I hate rock, paper, scissors. I ALWAYS lose. Hence the gray hair.
Anyway, we have reached a point where our beloved Teen is about to venture out to get her G2 (part 2 of the graduated licensing system - with this part, she is entitled to drive alone, with certain restrictions). We thought today was that day, but she was mistaken, and it's actually next week.
There IS a God!!! She is upset over it (which I DO understand, and I DO feel for her. I do. For real. It's shitty to get your hopes and excitement built up for something, only to find out hours before the time that you're actually a week off). However, as
the owner of the car she is going to drive for this test, of which I will NOT be in during the testing process a freaked out Mom, I am glad of the extra week of practice (sort of - I need to get some more Depends though).
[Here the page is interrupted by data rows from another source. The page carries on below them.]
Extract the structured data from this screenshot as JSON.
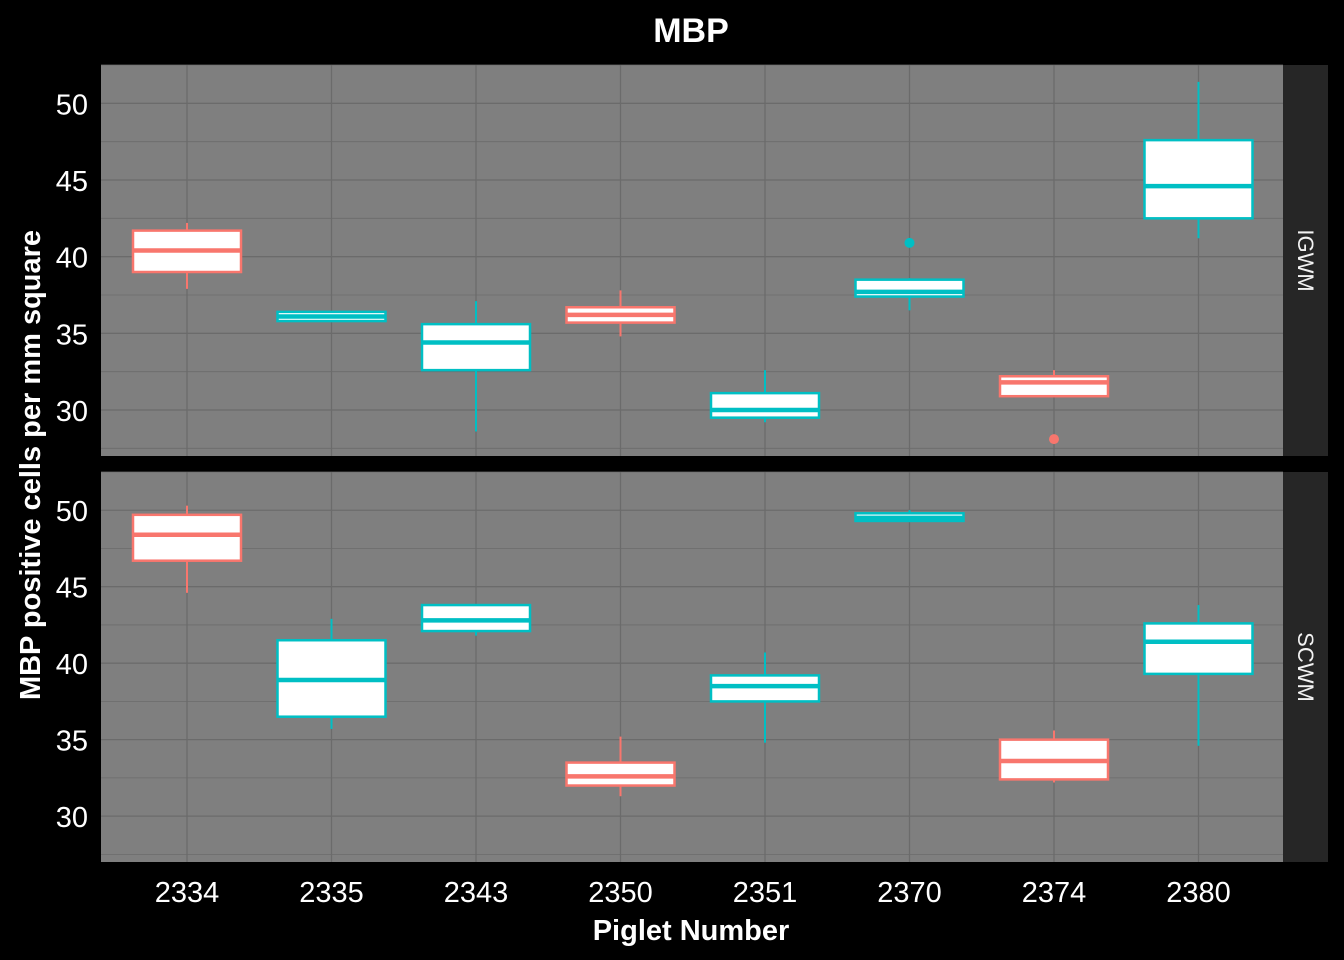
{
  "chart_data": {
    "type": "boxplot",
    "title": "MBP",
    "xlabel": "Piglet Number",
    "ylabel": "MBP positive cells per mm square",
    "categories": [
      "2334",
      "2335",
      "2343",
      "2350",
      "2351",
      "2370",
      "2374",
      "2380"
    ],
    "ylim": [
      27,
      52.5
    ],
    "yticks": [
      30,
      35,
      40,
      45,
      50
    ],
    "colors": {
      "red": "#F8766D",
      "teal": "#00BFC4",
      "panel": "#7F7F7F",
      "grid": "#6B6B6B",
      "strip": "#262626",
      "background": "#000000"
    },
    "category_colors": [
      "red",
      "teal",
      "teal",
      "red",
      "teal",
      "teal",
      "red",
      "teal"
    ],
    "panels": [
      {
        "label": "IGWM",
        "boxes": [
          {
            "x": "2334",
            "whisker_low": 37.9,
            "q1": 39.0,
            "median": 40.4,
            "q3": 41.7,
            "whisker_high": 42.2,
            "outliers": []
          },
          {
            "x": "2335",
            "whisker_low": 35.8,
            "q1": 35.8,
            "median": 36.1,
            "q3": 36.4,
            "whisker_high": 36.4,
            "outliers": []
          },
          {
            "x": "2343",
            "whisker_low": 28.6,
            "q1": 32.6,
            "median": 34.4,
            "q3": 35.6,
            "whisker_high": 37.1,
            "outliers": []
          },
          {
            "x": "2350",
            "whisker_low": 34.8,
            "q1": 35.7,
            "median": 36.2,
            "q3": 36.7,
            "whisker_high": 37.8,
            "outliers": []
          },
          {
            "x": "2351",
            "whisker_low": 29.2,
            "q1": 29.5,
            "median": 30.0,
            "q3": 31.1,
            "whisker_high": 32.6,
            "outliers": []
          },
          {
            "x": "2370",
            "whisker_low": 36.5,
            "q1": 37.4,
            "median": 37.7,
            "q3": 38.5,
            "whisker_high": 38.6,
            "outliers": [
              40.9
            ]
          },
          {
            "x": "2374",
            "whisker_low": 30.9,
            "q1": 30.9,
            "median": 31.8,
            "q3": 32.2,
            "whisker_high": 32.6,
            "outliers": [
              28.1
            ]
          },
          {
            "x": "2380",
            "whisker_low": 41.2,
            "q1": 42.5,
            "median": 44.6,
            "q3": 47.6,
            "whisker_high": 51.4,
            "outliers": []
          }
        ]
      },
      {
        "label": "SCWM",
        "boxes": [
          {
            "x": "2334",
            "whisker_low": 44.6,
            "q1": 46.7,
            "median": 48.4,
            "q3": 49.7,
            "whisker_high": 50.3,
            "outliers": []
          },
          {
            "x": "2335",
            "whisker_low": 35.7,
            "q1": 36.5,
            "median": 38.9,
            "q3": 41.5,
            "whisker_high": 42.9,
            "outliers": []
          },
          {
            "x": "2343",
            "whisker_low": 41.8,
            "q1": 42.1,
            "median": 42.8,
            "q3": 43.8,
            "whisker_high": 43.8,
            "outliers": []
          },
          {
            "x": "2350",
            "whisker_low": 31.3,
            "q1": 32.0,
            "median": 32.6,
            "q3": 33.5,
            "whisker_high": 35.2,
            "outliers": []
          },
          {
            "x": "2351",
            "whisker_low": 34.8,
            "q1": 37.5,
            "median": 38.5,
            "q3": 39.2,
            "whisker_high": 40.7,
            "outliers": []
          },
          {
            "x": "2370",
            "whisker_low": 49.3,
            "q1": 49.3,
            "median": 49.5,
            "q3": 49.8,
            "whisker_high": 50.0,
            "outliers": []
          },
          {
            "x": "2374",
            "whisker_low": 32.2,
            "q1": 32.4,
            "median": 33.6,
            "q3": 35.0,
            "whisker_high": 35.6,
            "outliers": []
          },
          {
            "x": "2380",
            "whisker_low": 34.6,
            "q1": 39.3,
            "median": 41.4,
            "q3": 42.6,
            "whisker_high": 43.8,
            "outliers": []
          }
        ]
      }
    ],
    "grid": true,
    "legend": "none"
  }
}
After the "practicing" we did for hours yesterday, she actually showed much sign of improvement, and we only cried once (each), and we only almost died once (at the same time - HOLY SHIT!!). She just needs to practice a few things a few more times, and hopefully she'll nail this test.
Contrary to how it sounds, I DO want this for her. She needs this independence, and needs this accomplishment to help her self-esteem and confidence to grow. I also (sometimes) enjoy the fact that I can sit back and be the passenger, because she is definitely more than willing to take over the driving responsibilities. I am scared shitless of letting my daughter venture out on her own in a 1-ton
murder weapon vehicle with her inexperience and cocky "I'm invincible" attitude, but I'm even more afraid of all the other inexperienced, distracted, and all out bad drivers out there. That's my little girl, and it would tear our world up if something ever happened to her. SO...while I want this for her, I'm still very relieved for the extra week of 'protection' I've gained from this test date error, and I fully admit, I'm breathing easier. For now.
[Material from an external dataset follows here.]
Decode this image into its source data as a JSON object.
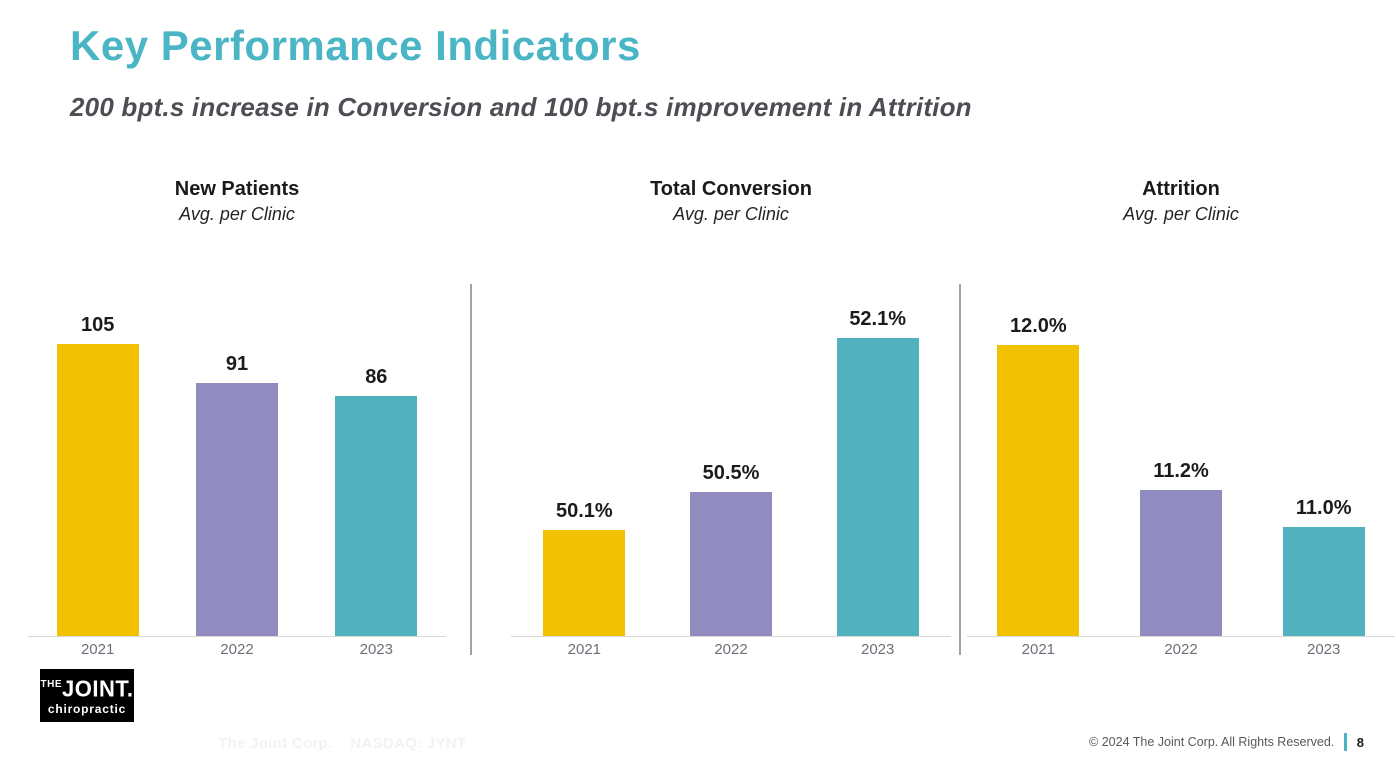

Ask me again next week at this time, and I'll likely be whistling a different tune.
And ask me again in a few months when she is driving my car all over the place, and leaving it in the driveway with no gas in it. Or when she backs into or over something.
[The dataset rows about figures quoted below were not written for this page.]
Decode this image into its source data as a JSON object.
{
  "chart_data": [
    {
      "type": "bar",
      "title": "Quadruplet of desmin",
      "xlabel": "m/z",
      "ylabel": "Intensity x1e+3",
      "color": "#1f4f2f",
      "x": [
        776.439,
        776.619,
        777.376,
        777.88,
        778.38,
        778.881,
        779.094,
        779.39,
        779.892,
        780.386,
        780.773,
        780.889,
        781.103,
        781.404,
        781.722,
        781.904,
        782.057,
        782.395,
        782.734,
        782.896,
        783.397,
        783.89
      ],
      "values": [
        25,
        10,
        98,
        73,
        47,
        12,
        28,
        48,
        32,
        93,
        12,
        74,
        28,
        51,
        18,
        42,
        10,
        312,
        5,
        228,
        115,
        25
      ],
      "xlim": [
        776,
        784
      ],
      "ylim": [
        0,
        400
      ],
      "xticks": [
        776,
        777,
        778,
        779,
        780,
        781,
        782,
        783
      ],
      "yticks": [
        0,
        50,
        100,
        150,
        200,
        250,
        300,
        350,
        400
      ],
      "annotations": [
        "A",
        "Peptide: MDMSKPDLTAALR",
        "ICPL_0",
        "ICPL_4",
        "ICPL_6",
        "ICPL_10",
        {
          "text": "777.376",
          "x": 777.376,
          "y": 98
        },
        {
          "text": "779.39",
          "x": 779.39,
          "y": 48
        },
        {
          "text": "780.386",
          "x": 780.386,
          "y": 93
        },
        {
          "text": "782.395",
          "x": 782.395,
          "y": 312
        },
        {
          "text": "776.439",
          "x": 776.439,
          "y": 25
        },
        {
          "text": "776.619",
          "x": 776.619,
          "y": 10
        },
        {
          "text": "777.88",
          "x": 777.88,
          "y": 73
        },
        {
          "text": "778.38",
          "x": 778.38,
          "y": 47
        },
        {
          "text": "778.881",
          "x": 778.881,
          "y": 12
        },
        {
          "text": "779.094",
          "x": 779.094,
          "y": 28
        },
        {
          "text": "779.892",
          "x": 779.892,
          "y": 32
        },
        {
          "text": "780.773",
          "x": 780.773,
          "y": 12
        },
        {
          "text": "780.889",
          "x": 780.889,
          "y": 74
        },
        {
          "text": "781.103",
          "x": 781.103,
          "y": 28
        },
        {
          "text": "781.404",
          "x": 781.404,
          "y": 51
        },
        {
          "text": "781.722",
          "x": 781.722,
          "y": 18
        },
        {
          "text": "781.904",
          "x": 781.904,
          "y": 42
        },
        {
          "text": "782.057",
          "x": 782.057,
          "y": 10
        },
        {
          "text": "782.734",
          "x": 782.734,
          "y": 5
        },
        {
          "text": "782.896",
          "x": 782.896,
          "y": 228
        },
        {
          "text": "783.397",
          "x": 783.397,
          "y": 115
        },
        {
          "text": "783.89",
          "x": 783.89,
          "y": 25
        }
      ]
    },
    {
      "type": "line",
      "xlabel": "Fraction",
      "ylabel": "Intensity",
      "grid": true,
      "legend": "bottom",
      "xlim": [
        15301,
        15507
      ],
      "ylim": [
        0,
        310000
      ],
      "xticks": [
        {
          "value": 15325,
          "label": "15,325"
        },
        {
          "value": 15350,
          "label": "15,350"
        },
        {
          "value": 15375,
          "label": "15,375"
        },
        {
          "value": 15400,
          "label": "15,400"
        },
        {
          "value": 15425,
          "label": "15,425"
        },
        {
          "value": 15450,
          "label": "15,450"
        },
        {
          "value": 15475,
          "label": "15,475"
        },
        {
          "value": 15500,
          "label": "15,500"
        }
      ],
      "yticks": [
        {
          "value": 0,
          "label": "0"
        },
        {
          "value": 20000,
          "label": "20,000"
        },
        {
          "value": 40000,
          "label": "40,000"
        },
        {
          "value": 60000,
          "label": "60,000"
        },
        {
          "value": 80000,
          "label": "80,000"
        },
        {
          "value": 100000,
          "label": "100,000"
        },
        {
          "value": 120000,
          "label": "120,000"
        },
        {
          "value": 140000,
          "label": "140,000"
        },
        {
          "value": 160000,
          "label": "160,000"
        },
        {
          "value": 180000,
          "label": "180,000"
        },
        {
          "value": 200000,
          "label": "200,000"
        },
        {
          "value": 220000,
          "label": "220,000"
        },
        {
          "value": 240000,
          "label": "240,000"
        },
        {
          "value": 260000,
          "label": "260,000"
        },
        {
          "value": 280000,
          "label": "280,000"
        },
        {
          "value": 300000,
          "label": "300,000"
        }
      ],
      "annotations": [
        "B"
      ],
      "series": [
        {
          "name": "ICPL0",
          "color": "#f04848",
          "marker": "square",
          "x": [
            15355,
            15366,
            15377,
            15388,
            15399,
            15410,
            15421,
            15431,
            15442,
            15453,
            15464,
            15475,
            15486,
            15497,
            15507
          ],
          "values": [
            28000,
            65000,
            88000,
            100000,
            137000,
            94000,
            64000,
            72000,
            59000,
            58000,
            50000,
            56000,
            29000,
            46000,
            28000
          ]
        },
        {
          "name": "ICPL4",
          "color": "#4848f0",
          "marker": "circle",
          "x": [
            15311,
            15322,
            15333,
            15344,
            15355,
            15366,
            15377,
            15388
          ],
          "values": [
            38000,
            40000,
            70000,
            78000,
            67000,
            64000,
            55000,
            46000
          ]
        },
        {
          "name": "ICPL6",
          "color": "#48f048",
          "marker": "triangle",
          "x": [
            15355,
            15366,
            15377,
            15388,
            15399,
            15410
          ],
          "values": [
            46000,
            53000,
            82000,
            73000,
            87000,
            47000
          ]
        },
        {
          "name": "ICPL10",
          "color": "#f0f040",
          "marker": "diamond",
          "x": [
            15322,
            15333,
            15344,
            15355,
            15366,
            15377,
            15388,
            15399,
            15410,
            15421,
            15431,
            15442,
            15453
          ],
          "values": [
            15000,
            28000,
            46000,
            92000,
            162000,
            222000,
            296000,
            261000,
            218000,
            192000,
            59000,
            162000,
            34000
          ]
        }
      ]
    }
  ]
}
Good grief. I take it ALL back. I want to cancel this whole driving thing. I think she should stick to biking and walking.
While I sit here feeling as though I've dodged a bullet today, my darling Teen has just left the house to lick her wounds of disappointment with a trip to the beach: In a truck with her friend who already has her G2 (which she hasn't had all that long). GULP! Reality is, this is the new normal - she is among some of the youngest in her grade and peer group, so they ALL are getting their licenses before her.
So I ask myself, what is worse, your teenaged child being the driver of a car or being a passenger in a car driven by another teenager. And the answer to that is; I. NEED. A. DRINK. A stiff one at that.
I'm SO not ready for this. But whether "I'm" ready or not is irrelevant...it is happening, and I need to slap on a happy face, a pair of Depends, and enjoy the ride. And pray. A lot.